Pero vayamos más allá. En Schaack tenemos a un capitán de policía, y él también ha cometido perjurio. Ha jurado que admití haberlo asistido a la reunión del lunes por la noche, mientras que yo le informé claramente que estaba en una reunión de carpinteros en Zepf's Hall. Ha vuelto a jurar que le dije que también aprendí a fabricar bombas con el libro del señor Most. Eso también es perjurio.

Vayamos un paso más allá entre estos representantes de la ley y el orden. Grinnell y sus cómplices han permitido el perjurio, y afirmo que lo han hecho a sabiendas. Mi abogado ha presentado la prueba, y con mis propios ojos he visto a Grinnell señalar a Gilmer, ocho días antes de que compareciera, las personas contra las que debía jurar.

Mientras que yo, como ya he dicho, creo en la fuerza para ganarme la vida y la de mis compañeros, Grinnell, por otro lado, a través de su policía y otros sinvergüenzas, ha incitado al perjurio para asesinar a siete hombres, entre los que me encuentro. ¡Grinnell tuvo el lamentable valor, aquí en la sala, donde no pude defenderme, de llamarme cobarde! ¡El sinvergüenza! Un tipo que se ha aliado con un grupo de canallas a sueldo para llevarme a la horca. ¿Por qué? Sin ninguna razón terrenal, salvo un egoísmo despreciable, un deseo de "ascender en el mundo", de "ganar dinero", en verdad.
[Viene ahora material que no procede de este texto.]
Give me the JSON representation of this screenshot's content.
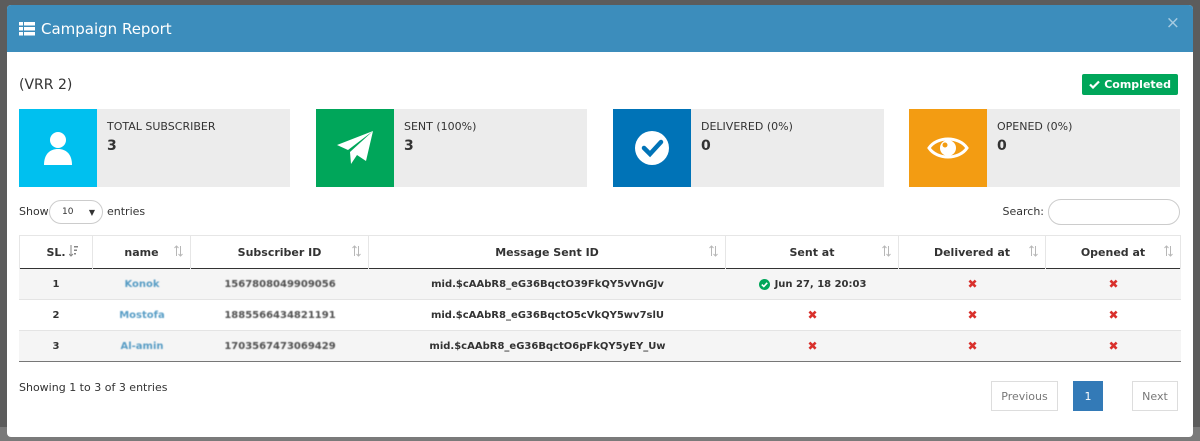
{
  "modal": {
    "title": "Campaign Report",
    "close_label": "×",
    "report_name": "(VRR 2)",
    "status_badge": "Completed",
    "colors": {
      "header": "#3c8dbc",
      "total_subscriber": "#00c0ef",
      "sent": "#00a65a",
      "delivered": "#0073b7",
      "opened": "#f39c12",
      "badge": "#00a65a"
    }
  },
  "stats": [
    {
      "label": "TOTAL SUBSCRIBER",
      "value": "3",
      "icon": "user-icon"
    },
    {
      "label": "SENT (100%)",
      "value": "3",
      "icon": "paper-plane-icon"
    },
    {
      "label": "DELIVERED (0%)",
      "value": "0",
      "icon": "check-circle-icon"
    },
    {
      "label": "OPENED (0%)",
      "value": "0",
      "icon": "eye-icon"
    }
  ],
  "controls": {
    "show_label": "Show",
    "length_value": "10",
    "entries_label": "entries",
    "search_label": "Search:"
  },
  "table": {
    "headers": [
      "SL.",
      "name",
      "Subscriber ID",
      "Message Sent ID",
      "Sent at",
      "Delivered at",
      "Opened at"
    ],
    "rows": [
      {
        "sl": "1",
        "name": "Konok",
        "subscriber_id": "1567808049909056",
        "message_id": "mid.$cAAbR8_eG36BqctO39FkQY5vVnGJv",
        "sent_at": "Jun 27, 18 20:03",
        "delivered_at": "✖",
        "opened_at": "✖"
      },
      {
        "sl": "2",
        "name": "Mostofa",
        "subscriber_id": "1885566434821191",
        "message_id": "mid.$cAAbR8_eG36BqctO5cVkQY5wv7slU",
        "sent_at": "✖",
        "delivered_at": "✖",
        "opened_at": "✖"
      },
      {
        "sl": "3",
        "name": "Al-amin",
        "subscriber_id": "1703567473069429",
        "message_id": "mid.$cAAbR8_eG36BqctO6pFkQY5yEY_Uw",
        "sent_at": "✖",
        "delivered_at": "✖",
        "opened_at": "✖"
      }
    ]
  },
  "footer": {
    "info": "Showing 1 to 3 of 3 entries",
    "previous": "Previous",
    "page": "1",
    "next": "Next"
  }
}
Este miserable —que, valiéndose de los perjurios de otros miserables, va a asesinar a siete hombres— ¡es el mismo que me llama «cobarde»! ¡Y aun así me culpas por despreciar a esos «defensores de la ley», a esos hipócritas indecibles!

Anarquía significa que no hay dominación ni autoridad de un hombre sobre otro, pero ustedes lo llaman «desorden». A un sistema que no propugna un «orden» que requiera los servicios de bribones y ladrones para defenderlo, lo llaman «desorden».

El propio juez se vio obligado a admitir que el fiscal no había podido relacionarme con el atentado. Sin embargo, este sabe cómo sortearlo. Me acusa de "conspirador". ¿Cómo lo demuestra? Simplemente declarando que la Asociación Internacional de los Trabajadores es una "conspiración". Yo era miembro de esa organización, así que tiene la acusación firmemente arraigada. ¡Excelente! ¡Nada es demasiado difícil para el ingenio de un fiscal!

No me corresponde repasar la relación que mantengo con mis compañeros de infortunio. Puedo decir con toda franqueza que no tengo tanta intimidad con mis compañeros de prisión como con el capitán Schaack.

La miseria universal, los estragos de la hiena capitalista, nos han unido en nuestra agitación, no como personas, sino como trabajadores de una misma causa. Tal es la «conspiración» de la que me han acusado.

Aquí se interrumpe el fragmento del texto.